Justo en el momento de culminar la carrera le preguntaron por el valor del servicio “y de pronto, sin mediar más palabras, uno saca un revolver y me lo coloca a la altura de la cien”.
Aureliano le ruega que no lo vaya a matar, que tiene familia que lo espera, que se lleven lo que quieran. Hasta ahí recuerda porque el hombre le disparó y entonces todo fue confusión, silencio y un desvanecimiento.
“La vida se me iba…la verdad no supe nada más de lo ocurrido hasta 35 días después cuando reaccioné en la UCI del Hospital El Tunal, en el sur de Bogotá. Fueron varios días de hospitalización y de terapias hasta que me dieron de alta. Gracias a Dios estoy vivo, pero quedé medio, no puedo trabajar como lo hacía antes”, comenta con resignación y melancolía de ese lamentable día que le cambió la existencia.
Volver a Neiva
Tras la tragedia, tomó la decisión de retornar a Neiva en busca de sus raíces y opciones laborales.

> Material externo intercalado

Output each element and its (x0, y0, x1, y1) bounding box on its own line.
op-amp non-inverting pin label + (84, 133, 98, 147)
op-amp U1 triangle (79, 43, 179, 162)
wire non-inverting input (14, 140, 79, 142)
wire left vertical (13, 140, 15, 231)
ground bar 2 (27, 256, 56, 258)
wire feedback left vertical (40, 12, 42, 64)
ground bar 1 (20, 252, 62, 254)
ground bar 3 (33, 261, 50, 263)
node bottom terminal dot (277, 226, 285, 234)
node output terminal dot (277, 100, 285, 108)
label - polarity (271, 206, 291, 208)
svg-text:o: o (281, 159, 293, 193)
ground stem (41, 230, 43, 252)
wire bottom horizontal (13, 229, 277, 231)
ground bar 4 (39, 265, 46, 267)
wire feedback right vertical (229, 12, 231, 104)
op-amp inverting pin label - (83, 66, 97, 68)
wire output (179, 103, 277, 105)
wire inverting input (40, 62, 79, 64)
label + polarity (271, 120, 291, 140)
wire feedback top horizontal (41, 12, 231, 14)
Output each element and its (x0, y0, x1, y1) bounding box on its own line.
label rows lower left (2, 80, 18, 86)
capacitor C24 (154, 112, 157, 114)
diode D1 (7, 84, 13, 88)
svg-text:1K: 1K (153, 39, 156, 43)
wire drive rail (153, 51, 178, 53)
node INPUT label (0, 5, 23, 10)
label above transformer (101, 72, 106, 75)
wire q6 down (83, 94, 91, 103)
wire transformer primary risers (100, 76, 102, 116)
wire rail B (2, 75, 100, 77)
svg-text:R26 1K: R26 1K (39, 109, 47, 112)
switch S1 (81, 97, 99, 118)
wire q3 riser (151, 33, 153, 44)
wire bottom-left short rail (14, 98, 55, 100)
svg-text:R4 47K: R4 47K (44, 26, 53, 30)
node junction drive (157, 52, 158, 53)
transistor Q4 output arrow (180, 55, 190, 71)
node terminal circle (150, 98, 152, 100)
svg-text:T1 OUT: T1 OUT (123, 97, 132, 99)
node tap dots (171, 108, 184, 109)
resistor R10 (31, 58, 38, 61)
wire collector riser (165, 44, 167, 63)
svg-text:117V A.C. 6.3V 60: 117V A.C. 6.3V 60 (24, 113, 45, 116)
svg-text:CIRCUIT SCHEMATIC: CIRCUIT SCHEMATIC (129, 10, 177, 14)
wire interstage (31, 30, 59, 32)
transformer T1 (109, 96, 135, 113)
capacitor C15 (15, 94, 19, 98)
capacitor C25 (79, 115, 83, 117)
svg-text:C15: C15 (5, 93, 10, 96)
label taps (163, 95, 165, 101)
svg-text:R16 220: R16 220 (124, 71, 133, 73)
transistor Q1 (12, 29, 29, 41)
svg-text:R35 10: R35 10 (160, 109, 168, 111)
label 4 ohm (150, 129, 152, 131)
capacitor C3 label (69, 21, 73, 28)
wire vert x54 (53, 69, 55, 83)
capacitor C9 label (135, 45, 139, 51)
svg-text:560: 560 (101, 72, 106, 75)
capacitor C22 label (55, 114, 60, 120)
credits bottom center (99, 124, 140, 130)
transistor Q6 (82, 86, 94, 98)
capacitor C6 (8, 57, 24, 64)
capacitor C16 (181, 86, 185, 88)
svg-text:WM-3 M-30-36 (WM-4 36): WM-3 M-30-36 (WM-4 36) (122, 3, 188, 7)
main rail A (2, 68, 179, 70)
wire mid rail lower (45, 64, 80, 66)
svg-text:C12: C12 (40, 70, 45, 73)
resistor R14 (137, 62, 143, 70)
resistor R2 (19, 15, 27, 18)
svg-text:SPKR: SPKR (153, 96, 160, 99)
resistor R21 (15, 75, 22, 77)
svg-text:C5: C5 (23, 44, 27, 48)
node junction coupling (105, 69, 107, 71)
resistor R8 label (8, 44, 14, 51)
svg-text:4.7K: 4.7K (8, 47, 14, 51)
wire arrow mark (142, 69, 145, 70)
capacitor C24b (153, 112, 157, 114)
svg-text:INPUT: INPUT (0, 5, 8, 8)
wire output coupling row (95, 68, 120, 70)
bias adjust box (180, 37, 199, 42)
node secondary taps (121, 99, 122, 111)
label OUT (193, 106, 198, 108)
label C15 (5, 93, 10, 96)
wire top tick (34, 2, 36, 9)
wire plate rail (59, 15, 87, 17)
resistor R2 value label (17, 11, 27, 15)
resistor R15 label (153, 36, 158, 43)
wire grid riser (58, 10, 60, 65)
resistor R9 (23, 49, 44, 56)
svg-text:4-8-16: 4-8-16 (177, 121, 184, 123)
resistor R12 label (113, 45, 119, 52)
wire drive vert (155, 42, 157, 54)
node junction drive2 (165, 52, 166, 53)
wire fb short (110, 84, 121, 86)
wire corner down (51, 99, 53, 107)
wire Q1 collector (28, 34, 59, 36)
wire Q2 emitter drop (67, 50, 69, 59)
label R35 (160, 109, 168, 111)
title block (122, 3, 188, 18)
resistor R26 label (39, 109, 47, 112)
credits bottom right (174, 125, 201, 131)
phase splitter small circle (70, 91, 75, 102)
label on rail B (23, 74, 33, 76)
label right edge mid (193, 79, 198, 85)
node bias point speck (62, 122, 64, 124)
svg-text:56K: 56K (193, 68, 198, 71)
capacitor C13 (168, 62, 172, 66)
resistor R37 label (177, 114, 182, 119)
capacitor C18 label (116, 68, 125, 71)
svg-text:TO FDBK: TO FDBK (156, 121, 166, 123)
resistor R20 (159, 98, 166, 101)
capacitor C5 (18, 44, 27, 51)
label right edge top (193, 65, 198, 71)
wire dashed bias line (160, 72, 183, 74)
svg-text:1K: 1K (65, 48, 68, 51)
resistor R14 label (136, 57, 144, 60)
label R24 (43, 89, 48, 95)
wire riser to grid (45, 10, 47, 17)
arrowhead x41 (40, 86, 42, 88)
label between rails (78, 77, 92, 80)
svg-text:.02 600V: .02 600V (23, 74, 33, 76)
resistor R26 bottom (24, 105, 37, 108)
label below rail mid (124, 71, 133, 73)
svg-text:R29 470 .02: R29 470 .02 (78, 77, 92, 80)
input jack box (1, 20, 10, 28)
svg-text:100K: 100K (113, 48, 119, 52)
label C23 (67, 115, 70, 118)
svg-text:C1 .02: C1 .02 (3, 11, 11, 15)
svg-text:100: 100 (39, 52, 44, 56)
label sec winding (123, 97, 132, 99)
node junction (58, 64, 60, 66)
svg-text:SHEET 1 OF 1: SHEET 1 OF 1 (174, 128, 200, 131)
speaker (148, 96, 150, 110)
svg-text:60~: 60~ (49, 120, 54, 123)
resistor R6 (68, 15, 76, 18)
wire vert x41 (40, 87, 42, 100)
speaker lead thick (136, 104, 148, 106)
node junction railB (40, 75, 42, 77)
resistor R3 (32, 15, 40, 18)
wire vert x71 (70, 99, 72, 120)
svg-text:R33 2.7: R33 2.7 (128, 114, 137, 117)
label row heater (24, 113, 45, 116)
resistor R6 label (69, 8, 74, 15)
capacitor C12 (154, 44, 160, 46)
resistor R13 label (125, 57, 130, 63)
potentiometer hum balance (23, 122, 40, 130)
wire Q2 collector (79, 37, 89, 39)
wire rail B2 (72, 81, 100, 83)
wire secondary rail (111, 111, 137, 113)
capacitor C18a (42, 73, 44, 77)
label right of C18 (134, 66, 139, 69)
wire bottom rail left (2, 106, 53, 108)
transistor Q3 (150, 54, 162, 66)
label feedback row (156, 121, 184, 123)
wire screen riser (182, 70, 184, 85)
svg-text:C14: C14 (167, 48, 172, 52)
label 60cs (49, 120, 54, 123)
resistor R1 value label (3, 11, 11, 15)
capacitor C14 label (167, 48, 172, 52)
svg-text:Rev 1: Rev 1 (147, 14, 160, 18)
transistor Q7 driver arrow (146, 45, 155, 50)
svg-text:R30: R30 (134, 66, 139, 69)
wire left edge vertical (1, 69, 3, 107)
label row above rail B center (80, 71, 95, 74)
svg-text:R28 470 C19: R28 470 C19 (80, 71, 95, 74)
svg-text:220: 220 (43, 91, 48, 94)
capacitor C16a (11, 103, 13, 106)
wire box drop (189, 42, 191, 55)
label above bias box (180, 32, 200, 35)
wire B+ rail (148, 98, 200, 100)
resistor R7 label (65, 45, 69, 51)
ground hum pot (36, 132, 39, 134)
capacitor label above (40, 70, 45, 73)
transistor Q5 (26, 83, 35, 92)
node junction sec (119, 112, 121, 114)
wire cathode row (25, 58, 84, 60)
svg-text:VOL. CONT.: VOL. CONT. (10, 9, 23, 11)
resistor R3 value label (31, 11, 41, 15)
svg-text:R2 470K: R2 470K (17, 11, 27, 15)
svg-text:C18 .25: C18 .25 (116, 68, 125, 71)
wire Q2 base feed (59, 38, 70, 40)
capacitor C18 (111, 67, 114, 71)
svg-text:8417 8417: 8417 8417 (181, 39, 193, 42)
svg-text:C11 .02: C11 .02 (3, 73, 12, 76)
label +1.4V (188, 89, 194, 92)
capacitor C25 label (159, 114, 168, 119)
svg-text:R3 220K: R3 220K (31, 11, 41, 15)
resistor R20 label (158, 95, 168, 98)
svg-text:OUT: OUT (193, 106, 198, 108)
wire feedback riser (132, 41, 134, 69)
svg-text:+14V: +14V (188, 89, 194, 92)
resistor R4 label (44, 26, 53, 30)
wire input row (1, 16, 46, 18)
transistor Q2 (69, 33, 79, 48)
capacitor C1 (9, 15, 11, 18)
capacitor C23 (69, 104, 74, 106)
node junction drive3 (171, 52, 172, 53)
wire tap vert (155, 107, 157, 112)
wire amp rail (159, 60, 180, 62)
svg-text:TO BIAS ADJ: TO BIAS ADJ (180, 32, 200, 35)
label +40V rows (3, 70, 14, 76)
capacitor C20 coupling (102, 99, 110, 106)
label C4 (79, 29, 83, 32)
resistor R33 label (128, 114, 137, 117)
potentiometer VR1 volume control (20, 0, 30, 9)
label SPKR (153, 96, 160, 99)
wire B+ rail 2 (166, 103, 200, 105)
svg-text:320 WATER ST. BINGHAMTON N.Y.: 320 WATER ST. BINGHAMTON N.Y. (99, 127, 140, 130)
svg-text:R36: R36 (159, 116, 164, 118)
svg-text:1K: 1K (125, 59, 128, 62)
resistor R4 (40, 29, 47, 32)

Por ahora es vigilante. “La gente es generosa y hago para medio comer y pagar una pieza”, afirma, y hace una pausa para hacer llamado a alguien que esté interesado en emplearlo en algo formal. “Ya saben en qué lugar encontrarme”, expresa, con optimismo.
Aunque le gustaría trabajar en algo relacionado con la sicología, sabe que primero necesitaría terminar la carrera. Mientras, cuida carros, que no es una profesión, pero le sirve para intenta retomar la vida o lo que le queda de ella en medio de tristes y la solidaridad de la gente que llega al lugar a despedir seres queridos.
“Nadie llega a esto porque quiere”, afirma, señalando con ‘doble sentido’ la funeraria, “pero, igual, cuando nos toca-toca. Como a mí, me tengo que rebuscar de alguna forma. Tengo que comer, no hay de otra”, concluye Aureliano, a la vez que se despide agitando la gorra que lo cubre del sol.